Mechanically, the agreement gives the entity (for example, a corporation) the first option to purchase the decedent's stock. Then, surviving stockholders have an option to purchase stock not purchased by the corporation. Finally, the corporation must purchase any stock remaining after the stockholders exercise or waive their options.
Caveat
The stockholders should not be given the final obligation to purchase the stock. The corporation's exercise of its option in that situation could be construed as relieving a stockholder of an obligation and characterized as a constructive dividend.
Policy Ownership and Beneficiary Designations Either the entity or the individuals can own the policies. If, upon an owner's death, the entity owns the policy and it is decided that the corporation should be the purchaser, the corporation purchases decedent's stock with the insurance proceeds. However, if it is decided that the surviving stockholders should be the purchasers, the corporation can loan the proceeds to them.
On the other hand, the individuals could be the policy owners and beneficiaries. If, upon the death of a stockholder, it is decided the stockholders should be the purchasers, they purchase decedent's stock with the proceeds. If it is decided that the corporation should be the purchaser, the individuals loan the proceeds to the corporation.

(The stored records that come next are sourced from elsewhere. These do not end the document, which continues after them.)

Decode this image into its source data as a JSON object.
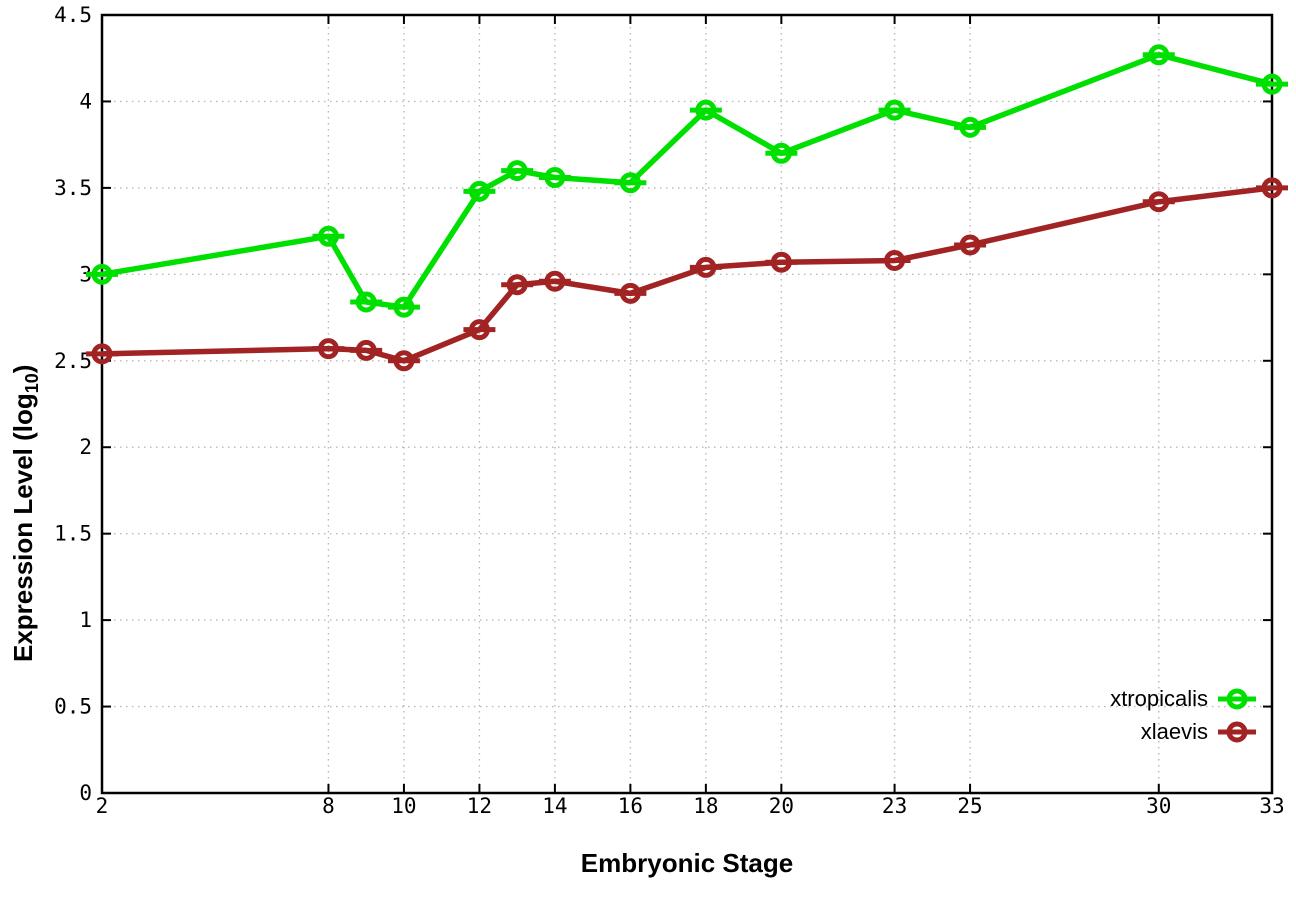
{
  "figure": {
    "background": "#ffffff",
    "x_axis": {
      "title": "Embryonic Stage",
      "tick_labels": [
        "2",
        "8",
        "10",
        "12",
        "14",
        "16",
        "18",
        "20",
        "23",
        "25",
        "30",
        "33"
      ]
    },
    "y_axis": {
      "title_main": "Expression Level (log",
      "title_sub": "10",
      "title_close": ")",
      "tick_labels": [
        "0",
        "0.5",
        "1",
        "1.5",
        "2",
        "2.5",
        "3",
        "3.5",
        "4",
        "4.5"
      ]
    },
    "legend": {
      "entries": [
        "xtropicalis",
        "xlaevis"
      ],
      "position": "inside bottom-right"
    }
  },
  "chart_data": {
    "type": "line",
    "title": "",
    "xlabel": "Embryonic Stage",
    "ylabel": "Expression Level (log10)",
    "x": [
      2,
      8,
      9,
      10,
      12,
      13,
      14,
      16,
      18,
      20,
      23,
      25,
      30,
      33
    ],
    "series": [
      {
        "name": "xtropicalis",
        "color": "#00e000",
        "values": [
          3.0,
          3.22,
          2.84,
          2.81,
          3.48,
          3.6,
          3.56,
          3.53,
          3.95,
          3.7,
          3.95,
          3.85,
          4.27,
          4.1
        ]
      },
      {
        "name": "xlaevis",
        "color": "#a12323",
        "values": [
          2.54,
          2.57,
          2.56,
          2.5,
          2.68,
          2.94,
          2.96,
          2.89,
          3.04,
          3.07,
          3.08,
          3.17,
          3.42,
          3.5
        ]
      }
    ],
    "xticks": [
      2,
      8,
      10,
      12,
      14,
      16,
      18,
      20,
      23,
      25,
      30,
      33
    ],
    "yticks": [
      0,
      0.5,
      1,
      1.5,
      2,
      2.5,
      3,
      3.5,
      4,
      4.5
    ],
    "xlim": [
      2,
      33
    ],
    "ylim": [
      0,
      4.5
    ],
    "grid": true,
    "grid_style": "dotted",
    "legend_position": "inside bottom-right",
    "marker": "open-circle-with-dash"
  }
}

A benefit of individual ownership is that the policies can later be transferred to the corporation without violating the transfer for value rule. If the arrangement begins with corporate ownership, a transition to a cross-purchase arrangement would violate the transfer for value rule. Summary
Wait and see buy sell agreements provide greater flexibility than either straight cross purchase or entity redemption plans and may remove obstacles that cause owners to delay implementing a buy-sell plan.